Louis Vuitton fears it is too common
Wednesday 16 October 2013
Fears luxury goods brands could be falling out of fashion were rekindled as Paris-based luxury goods group LVMH missed forecasts and reported third quarter sales growth of just 2 per cent.
The owner of Louis Vuitton, Christian Dior and Moët Hennessy, reported sales for the quarter at €7.02bn - below analyst consensus forecast of €7.24bn. It said sales for the nine month period were up 4 per cent on a comparable basis to €20.7bn. Its flagship Louis Vuitton brand, which will lose its creative director Marc Jacobs, has showed signs of becoming ubiquitous and it will launch higher-priced lines to combat this. It said it “continues to implement its strategy of very high product quality and distribution excellence.”
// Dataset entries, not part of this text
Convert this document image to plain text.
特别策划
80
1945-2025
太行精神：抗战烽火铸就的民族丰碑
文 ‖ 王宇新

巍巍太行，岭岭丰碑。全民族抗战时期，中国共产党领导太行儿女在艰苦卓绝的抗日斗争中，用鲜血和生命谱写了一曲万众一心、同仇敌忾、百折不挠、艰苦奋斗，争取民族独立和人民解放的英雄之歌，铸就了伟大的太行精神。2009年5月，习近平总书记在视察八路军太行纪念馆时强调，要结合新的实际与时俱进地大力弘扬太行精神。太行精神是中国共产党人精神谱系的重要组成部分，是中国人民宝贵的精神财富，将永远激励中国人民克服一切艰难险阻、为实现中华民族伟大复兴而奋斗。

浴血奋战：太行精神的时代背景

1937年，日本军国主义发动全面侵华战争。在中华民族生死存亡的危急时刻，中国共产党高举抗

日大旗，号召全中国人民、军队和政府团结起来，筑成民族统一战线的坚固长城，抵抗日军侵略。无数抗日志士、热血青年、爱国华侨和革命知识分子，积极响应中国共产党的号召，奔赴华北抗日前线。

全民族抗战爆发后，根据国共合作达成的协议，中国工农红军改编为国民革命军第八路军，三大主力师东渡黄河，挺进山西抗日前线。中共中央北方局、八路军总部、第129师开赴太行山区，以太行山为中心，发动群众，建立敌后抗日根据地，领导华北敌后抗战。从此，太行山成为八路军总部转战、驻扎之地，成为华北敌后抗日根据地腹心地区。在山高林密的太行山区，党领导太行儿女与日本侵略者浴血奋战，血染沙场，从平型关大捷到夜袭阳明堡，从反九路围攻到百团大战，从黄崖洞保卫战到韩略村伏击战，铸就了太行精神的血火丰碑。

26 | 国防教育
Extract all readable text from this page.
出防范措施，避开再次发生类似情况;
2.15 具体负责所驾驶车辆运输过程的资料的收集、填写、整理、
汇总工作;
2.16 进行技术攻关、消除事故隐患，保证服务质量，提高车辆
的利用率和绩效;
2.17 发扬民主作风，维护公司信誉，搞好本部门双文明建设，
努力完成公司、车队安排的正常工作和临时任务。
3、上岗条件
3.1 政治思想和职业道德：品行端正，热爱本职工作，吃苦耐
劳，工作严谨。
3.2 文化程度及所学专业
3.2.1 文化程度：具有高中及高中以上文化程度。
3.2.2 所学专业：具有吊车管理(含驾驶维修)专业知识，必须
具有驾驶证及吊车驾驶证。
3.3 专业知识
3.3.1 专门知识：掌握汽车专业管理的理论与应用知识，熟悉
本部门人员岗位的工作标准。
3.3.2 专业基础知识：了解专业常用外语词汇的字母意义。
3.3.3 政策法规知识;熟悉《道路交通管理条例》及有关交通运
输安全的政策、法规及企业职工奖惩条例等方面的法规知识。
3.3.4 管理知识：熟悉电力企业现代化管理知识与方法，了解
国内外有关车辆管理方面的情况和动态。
Analysts at Berenberg said Michael Burke, chairman and chief executive of Louis Vuitton, “has already made internal changes such as former director of accessories design at Proenza Schouler Darren Spaziani is tasked to spearhead the design of a new “very high-end” leather goods Louis Vuitton sub-category.”
In a statement the group, which is controlled by Bernard Arnault, added: “Despite the uncertain economic environment in Europe, LVMH remains confident for 2013. It will continue its proactive strategy centered on innovation and targeted geographic expansion in the most promising markets.”